North Birmingham College is to be consigned to the history books after the publication today of a fiercely critical Ofsted inspection report. The college will be merged with neighbouring Sutton Coldfield College following the report, which said "leadership and management of the college was unsatisfactory".
Principal Joan Short and deputy Ian Douglas have been on extended sick leave for several weeks, their futures uncertain almost four years after an investigation by The THES raised questions about Mr Douglas's meteoric rise at the college, and about their treatment of a whistleblower.
The Ofsted report pulls few punches. "Inspectors judged the overall quality of provision to be inadequate because four of the ten curriculum areas, and leadership and management, were unsatisfactory," it says.
Only a third of students achieve the qualification they are seeking. The report says: "Retention and pass rates are low and standards of teaching, learning and attainment are well below the average for general further education colleges."
There were also "inadequate quality-assurance arrangements", "deficiencies" in tutorial provision and "insufficiently qualified teachers in some areas".
The report says that although senior management had been successful in turning around a budget deficit, "it has been slow to address the learning needs of students aged 16 to 18, many of whom make poor progress at the college".
The inspectors judged "curriculum management of full-time courses to be weak in half of the areas inspected. There is a lack of attention to detail in curriculum planningI and during the inspection, the provision of inaccurate timetables led to the delay of some lessons and disruption to the learning of students. There is an over-reliance on part-time teaching staff in many areas."
The report also says that self-assessment reports lacked rigour and that "there is no external validation of the outcomes of the self-assessment process".
A review team set up by the local Learning and Skills Council after the inspectors went into the college in April recommended last month that the college be merged with Sutton Coldfield. This was agreed by governors last week.
The LSC had already decided to stop funding courses in two curriculum areas, saying that the "provision was so poor that it was failing students". Ms Short and Mr Douglas went on sick leave shortly afterwards.

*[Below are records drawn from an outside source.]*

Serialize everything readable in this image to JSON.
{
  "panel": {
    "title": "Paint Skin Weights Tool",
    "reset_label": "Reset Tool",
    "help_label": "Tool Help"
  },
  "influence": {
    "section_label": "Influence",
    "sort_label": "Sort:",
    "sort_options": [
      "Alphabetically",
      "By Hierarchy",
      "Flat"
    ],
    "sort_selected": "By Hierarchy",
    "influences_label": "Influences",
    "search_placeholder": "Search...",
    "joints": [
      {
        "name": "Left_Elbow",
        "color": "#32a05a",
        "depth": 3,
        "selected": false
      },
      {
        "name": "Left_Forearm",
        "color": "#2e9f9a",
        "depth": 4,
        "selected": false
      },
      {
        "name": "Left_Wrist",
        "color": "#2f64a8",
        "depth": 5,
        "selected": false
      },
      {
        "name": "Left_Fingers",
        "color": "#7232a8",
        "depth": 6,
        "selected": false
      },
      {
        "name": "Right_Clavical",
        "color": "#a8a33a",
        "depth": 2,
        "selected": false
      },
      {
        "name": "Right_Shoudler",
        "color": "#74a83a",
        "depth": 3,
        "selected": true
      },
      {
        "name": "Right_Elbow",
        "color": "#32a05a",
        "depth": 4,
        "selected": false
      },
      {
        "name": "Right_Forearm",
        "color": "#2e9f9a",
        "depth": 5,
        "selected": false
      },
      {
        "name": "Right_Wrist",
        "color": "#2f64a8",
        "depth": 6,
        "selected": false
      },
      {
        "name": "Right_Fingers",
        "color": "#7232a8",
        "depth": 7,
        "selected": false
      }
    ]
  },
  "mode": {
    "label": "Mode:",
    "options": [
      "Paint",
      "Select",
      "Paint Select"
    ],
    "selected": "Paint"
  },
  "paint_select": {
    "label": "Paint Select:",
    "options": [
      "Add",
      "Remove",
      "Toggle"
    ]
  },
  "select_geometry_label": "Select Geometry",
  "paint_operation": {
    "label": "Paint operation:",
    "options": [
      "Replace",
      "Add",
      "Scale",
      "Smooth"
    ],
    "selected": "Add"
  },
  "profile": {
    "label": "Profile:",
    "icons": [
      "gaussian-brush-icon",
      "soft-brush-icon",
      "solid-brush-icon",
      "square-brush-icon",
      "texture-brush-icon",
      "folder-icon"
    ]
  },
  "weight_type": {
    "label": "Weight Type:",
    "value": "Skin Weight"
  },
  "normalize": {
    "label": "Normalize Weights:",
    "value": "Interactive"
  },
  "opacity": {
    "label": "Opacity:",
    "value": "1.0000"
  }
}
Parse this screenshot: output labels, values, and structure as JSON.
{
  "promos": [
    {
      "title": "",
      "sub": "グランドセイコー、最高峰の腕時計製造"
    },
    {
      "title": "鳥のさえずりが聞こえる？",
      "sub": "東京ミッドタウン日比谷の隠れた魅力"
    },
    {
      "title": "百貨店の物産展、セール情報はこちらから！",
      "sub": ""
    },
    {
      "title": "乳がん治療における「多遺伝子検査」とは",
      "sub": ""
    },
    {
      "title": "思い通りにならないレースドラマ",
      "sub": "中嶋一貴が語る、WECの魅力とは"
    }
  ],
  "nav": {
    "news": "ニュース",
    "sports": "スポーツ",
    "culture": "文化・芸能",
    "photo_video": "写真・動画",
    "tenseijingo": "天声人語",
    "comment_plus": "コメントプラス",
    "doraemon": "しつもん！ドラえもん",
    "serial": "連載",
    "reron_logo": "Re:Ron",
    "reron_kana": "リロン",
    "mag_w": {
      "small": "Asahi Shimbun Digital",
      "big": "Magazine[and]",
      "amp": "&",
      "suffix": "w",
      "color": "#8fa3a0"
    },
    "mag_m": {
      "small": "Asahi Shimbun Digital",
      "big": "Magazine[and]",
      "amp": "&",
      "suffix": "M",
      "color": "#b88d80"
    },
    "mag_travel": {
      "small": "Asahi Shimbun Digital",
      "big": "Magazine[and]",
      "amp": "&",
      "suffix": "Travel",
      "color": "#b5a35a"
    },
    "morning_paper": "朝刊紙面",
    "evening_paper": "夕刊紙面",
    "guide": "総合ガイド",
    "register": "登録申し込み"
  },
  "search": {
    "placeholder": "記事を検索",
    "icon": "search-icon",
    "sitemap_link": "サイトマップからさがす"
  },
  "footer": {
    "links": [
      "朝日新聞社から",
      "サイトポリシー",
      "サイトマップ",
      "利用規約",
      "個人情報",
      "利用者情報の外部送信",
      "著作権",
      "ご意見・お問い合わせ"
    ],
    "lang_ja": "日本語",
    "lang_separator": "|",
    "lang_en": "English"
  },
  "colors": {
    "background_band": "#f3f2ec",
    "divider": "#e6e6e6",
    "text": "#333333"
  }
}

The THES reported in November 1999 that there were concerns about the rapid promotion of Mr Douglas to deputy principal. Mr Douglas joined the college in 1994 as a personnel assistant. He was appointed to the unadvertised post of personnel director and then to another unadvertised post of deputy principal, within two years of joining.
Concerns, focusing on the procedural elements of the appointments rather than his suitability for the job, were raised with the then Department for Education and Employment by lecturer Ian Walker, who said that the college's rules were clear that "a senior post shall be advertised nationally".
Initially the Further Education Funding Council for England said that as Mr Douglas's personnel director's post was not officially a "senior post", it did not have to be advertised. It later admitted it had "misinformed" the DFEE.
The college then argued that there was no official vacancy to advertise as Mr Douglas had filled an existing but dormant position, following an earlier management reshuffle. The DFEE accepted the explanation. Ms Short then said the appointment was made entirely in accordance with the advice of the DFEE and with its formal blessing.
Mr Douglas was promoted to deputy principal without competition a year later, when Ms Short sacked two managers.
Mr Walker, whose identity as the whistleblower had been made known to the college, was one of only two staff selected for redundancy at the time. In March last year the college settled Mr Walker's claim under the law to protect whistleblowers. He was paid an undisclosed sum and agreed to withdraw his complaints of victimisation. The college did not admit liability.